Historical versions of sed and awk had memory problems, these have mostly been fixed in more recent versions, but one of the classic occurrences of this problem hit Larry Wall pretty hard. his answer was to write a new programming language - with no memory limits other than hardware. He called it perl. your specific problem can be solved more simply, but the general rule of thumb I use is when sed won't use perl.

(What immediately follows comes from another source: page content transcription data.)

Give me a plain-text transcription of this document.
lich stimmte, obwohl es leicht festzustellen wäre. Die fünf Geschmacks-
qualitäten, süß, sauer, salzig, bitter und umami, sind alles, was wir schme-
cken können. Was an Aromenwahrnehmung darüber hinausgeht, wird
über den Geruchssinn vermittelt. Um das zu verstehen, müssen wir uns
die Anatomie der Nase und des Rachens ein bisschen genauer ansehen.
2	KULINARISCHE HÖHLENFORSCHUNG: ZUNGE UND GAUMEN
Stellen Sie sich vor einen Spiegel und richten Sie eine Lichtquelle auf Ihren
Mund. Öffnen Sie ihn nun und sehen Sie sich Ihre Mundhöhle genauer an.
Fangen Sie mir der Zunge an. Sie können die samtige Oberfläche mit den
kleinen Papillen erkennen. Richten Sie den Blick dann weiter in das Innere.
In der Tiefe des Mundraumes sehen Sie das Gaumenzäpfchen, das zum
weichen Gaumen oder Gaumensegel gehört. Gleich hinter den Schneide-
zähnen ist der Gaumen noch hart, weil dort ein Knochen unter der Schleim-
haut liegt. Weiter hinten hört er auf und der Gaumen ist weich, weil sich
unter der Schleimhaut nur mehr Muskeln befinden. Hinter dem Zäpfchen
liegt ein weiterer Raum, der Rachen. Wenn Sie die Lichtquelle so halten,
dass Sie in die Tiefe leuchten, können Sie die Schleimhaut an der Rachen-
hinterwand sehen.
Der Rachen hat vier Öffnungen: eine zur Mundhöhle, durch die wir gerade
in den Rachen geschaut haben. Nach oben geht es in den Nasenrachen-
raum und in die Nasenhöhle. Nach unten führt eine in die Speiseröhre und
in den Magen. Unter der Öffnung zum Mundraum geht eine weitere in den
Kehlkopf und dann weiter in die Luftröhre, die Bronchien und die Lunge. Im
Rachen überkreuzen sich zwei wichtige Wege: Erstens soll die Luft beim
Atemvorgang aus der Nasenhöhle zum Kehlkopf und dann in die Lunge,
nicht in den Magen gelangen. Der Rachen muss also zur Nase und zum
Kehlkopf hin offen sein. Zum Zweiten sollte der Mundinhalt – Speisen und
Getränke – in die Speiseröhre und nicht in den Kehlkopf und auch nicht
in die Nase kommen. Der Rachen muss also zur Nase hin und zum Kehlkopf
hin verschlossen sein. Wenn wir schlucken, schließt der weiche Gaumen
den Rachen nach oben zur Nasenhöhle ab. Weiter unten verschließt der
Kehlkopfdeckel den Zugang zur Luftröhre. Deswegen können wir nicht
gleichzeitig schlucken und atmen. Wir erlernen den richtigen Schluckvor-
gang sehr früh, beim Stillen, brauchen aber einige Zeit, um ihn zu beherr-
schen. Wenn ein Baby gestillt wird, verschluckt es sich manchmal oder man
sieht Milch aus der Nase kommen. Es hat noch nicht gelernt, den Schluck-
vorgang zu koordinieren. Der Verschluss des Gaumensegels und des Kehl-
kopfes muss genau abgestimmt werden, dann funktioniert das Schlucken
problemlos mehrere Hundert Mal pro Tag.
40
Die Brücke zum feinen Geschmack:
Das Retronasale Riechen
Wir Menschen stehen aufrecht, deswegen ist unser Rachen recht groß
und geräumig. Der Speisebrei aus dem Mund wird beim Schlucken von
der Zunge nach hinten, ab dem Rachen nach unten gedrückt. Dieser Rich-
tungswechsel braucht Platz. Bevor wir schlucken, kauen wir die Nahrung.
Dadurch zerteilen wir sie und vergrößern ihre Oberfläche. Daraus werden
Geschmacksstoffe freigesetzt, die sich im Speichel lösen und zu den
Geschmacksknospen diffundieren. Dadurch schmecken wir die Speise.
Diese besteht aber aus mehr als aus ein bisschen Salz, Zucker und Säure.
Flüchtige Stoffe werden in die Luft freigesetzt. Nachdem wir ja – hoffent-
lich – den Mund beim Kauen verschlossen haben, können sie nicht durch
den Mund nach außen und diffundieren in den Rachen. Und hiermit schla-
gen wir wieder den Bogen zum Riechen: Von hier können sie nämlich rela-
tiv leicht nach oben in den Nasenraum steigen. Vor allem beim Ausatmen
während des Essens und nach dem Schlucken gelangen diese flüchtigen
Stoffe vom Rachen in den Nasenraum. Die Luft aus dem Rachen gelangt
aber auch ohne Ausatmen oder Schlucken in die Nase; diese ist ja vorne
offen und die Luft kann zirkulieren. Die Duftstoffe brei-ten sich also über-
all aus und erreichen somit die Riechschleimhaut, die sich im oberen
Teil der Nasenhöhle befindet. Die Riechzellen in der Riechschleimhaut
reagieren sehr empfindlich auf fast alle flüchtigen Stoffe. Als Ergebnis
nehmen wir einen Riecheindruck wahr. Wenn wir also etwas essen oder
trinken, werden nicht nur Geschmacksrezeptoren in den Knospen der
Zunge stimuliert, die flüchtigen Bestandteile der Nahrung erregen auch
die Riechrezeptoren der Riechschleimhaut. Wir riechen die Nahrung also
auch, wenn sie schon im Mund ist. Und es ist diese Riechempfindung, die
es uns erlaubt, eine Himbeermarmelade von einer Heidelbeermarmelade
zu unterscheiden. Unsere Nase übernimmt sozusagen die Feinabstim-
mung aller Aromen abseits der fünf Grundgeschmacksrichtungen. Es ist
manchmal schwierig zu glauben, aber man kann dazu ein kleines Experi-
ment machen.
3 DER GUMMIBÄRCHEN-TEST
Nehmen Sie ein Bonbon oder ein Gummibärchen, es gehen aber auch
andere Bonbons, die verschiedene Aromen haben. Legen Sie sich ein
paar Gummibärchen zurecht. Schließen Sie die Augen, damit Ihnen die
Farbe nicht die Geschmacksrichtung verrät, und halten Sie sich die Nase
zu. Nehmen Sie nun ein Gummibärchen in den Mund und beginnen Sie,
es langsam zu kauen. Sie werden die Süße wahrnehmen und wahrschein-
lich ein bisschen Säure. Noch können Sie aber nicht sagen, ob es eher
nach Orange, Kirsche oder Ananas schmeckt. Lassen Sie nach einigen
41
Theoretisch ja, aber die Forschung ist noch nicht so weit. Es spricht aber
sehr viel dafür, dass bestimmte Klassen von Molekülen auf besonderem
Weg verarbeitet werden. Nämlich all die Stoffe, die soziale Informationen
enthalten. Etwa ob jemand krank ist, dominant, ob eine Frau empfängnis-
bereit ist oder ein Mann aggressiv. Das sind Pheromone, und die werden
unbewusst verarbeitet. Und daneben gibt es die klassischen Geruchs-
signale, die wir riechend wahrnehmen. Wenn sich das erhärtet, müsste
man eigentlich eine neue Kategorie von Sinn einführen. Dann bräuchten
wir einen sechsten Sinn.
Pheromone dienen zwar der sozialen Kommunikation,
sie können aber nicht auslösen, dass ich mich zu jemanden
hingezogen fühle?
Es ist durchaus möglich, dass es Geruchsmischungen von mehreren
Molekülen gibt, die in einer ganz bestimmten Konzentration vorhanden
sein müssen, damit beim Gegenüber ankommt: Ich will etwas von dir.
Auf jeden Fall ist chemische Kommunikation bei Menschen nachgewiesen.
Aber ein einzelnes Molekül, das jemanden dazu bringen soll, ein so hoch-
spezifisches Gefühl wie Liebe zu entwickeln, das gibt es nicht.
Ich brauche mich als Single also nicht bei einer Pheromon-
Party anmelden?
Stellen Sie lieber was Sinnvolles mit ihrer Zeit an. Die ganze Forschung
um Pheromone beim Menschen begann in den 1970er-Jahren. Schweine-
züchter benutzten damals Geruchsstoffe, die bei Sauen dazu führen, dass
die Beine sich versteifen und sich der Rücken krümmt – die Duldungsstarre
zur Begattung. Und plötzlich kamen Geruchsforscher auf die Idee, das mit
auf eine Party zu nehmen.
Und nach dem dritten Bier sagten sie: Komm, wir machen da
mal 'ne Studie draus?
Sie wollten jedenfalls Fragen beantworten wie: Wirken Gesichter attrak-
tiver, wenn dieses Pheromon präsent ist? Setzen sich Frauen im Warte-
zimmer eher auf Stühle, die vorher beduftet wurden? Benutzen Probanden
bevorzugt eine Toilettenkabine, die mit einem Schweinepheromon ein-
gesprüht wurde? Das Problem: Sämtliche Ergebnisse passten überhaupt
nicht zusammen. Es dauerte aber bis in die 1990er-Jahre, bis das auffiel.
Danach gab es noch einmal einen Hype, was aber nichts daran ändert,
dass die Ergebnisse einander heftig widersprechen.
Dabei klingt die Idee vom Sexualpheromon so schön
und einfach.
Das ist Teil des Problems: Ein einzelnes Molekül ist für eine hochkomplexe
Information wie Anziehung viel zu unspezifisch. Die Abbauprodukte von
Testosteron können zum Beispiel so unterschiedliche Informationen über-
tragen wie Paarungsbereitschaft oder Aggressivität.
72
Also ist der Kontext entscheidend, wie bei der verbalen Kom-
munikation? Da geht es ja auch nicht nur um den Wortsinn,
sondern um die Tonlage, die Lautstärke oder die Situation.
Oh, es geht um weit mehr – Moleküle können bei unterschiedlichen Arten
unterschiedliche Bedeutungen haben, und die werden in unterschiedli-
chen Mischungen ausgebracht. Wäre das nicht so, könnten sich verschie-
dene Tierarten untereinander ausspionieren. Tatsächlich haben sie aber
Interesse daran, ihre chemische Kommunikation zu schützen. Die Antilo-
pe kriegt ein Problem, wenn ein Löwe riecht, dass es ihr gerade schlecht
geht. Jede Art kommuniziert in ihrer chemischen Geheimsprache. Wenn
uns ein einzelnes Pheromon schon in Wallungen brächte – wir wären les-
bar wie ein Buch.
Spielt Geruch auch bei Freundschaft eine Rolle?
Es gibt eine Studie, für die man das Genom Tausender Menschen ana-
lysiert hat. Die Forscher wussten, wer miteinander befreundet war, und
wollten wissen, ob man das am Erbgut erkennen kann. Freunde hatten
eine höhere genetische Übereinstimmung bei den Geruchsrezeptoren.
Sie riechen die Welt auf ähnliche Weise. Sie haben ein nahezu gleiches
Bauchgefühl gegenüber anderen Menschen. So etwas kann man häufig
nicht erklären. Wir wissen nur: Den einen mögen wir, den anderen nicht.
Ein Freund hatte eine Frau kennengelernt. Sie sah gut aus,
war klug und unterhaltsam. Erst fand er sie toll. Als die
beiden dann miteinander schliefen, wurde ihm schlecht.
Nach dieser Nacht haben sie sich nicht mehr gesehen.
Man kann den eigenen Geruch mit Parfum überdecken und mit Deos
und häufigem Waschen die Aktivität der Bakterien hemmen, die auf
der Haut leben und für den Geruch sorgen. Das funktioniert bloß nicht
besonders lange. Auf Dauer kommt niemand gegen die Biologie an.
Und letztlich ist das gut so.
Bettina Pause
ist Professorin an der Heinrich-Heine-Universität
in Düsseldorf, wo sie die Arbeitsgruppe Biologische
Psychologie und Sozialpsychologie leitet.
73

Edit: by request an example:

perl -pe "s/a/b/g" < one-line-250-mb.txt

or for less memory usage:

perl -e 'BEGIN{$/=\32768}' -pe "s/a/b/g" < one-line-250-mb.txt
hildred
  • 5,759
  • 3
  • 30
  • 43
  • 1
    This whole paragraph boils down to "Perl.". Some details would be nice, or at least an example or something – Michael Mrozek Dec 19 '13 at 23:11
  • @MichaelMrozek I realize that hat collection does tend lead to roboediting, but I figured with your reputation you would pay a little closer attention. Specifically in that the specific problem had already been solved, in a very narrow way, that would not help the majority of people searching, so I added an answer for the general case. the expanded answer I provided would have helped Nicolas Raoul If there hadn't already been a workable solution, but I doubt It would help very many others, whereas my original answer would help everyone who reached the limits of sed. If you disagree I'll delete – hildred Dec 19 '13 at 23:50
  • @hildred I don't think it's too much to ask that you could assume good faith of the moderators when they are making valid comments on your answer, without resorting immediately to accusations of ulterior motives (hats, really?!). – Chris Down Dec 20 '13 at 03:13
  • @ChrisDown On the contrary -- I'm in it entirely for the hats. Also this was flagged as not an answer by multiple people, but that's a distant second priority to the hats – Michael Mrozek Dec 20 '13 at 03:16
  • 1
    The second one with the memory limitation did the trick (for my 2.5GB 1-line file): thanks! Bit disappointed by `sed`, though. :\ – Tomislav Nakic-Alfirevic Jul 10 '19 at 14:14
  • @hildred Where can I learn more about the `perl` command that uses less memory? The number 32,768- is that bytes? Is it specifying how much memory is being allotted to `perl`? – Harold Fischer Mar 23 '20 at 23:57
  • @HaroldFischer, I think that was in the man page. What it does is a fixed size block read, so that instead of loading all 250mb into ram then doing the substitution it does multiple 32k reads with a substitution after each. the main drawback of this approach is that matches across blocks don't happen, although not a problem for single character matches. – hildred Mar 24 '20 at 03:03
1

It is not a "proper way", but in some scenarios we can split the file, replace and join again. Example:

split -b 50M -d big_file big_file_part
sed -i 's/a/b/g' big_file_part*
cat big_file_part* >file

I successfully made replace in ~100 GB file.

But we need extra space on disk (to make a file copy).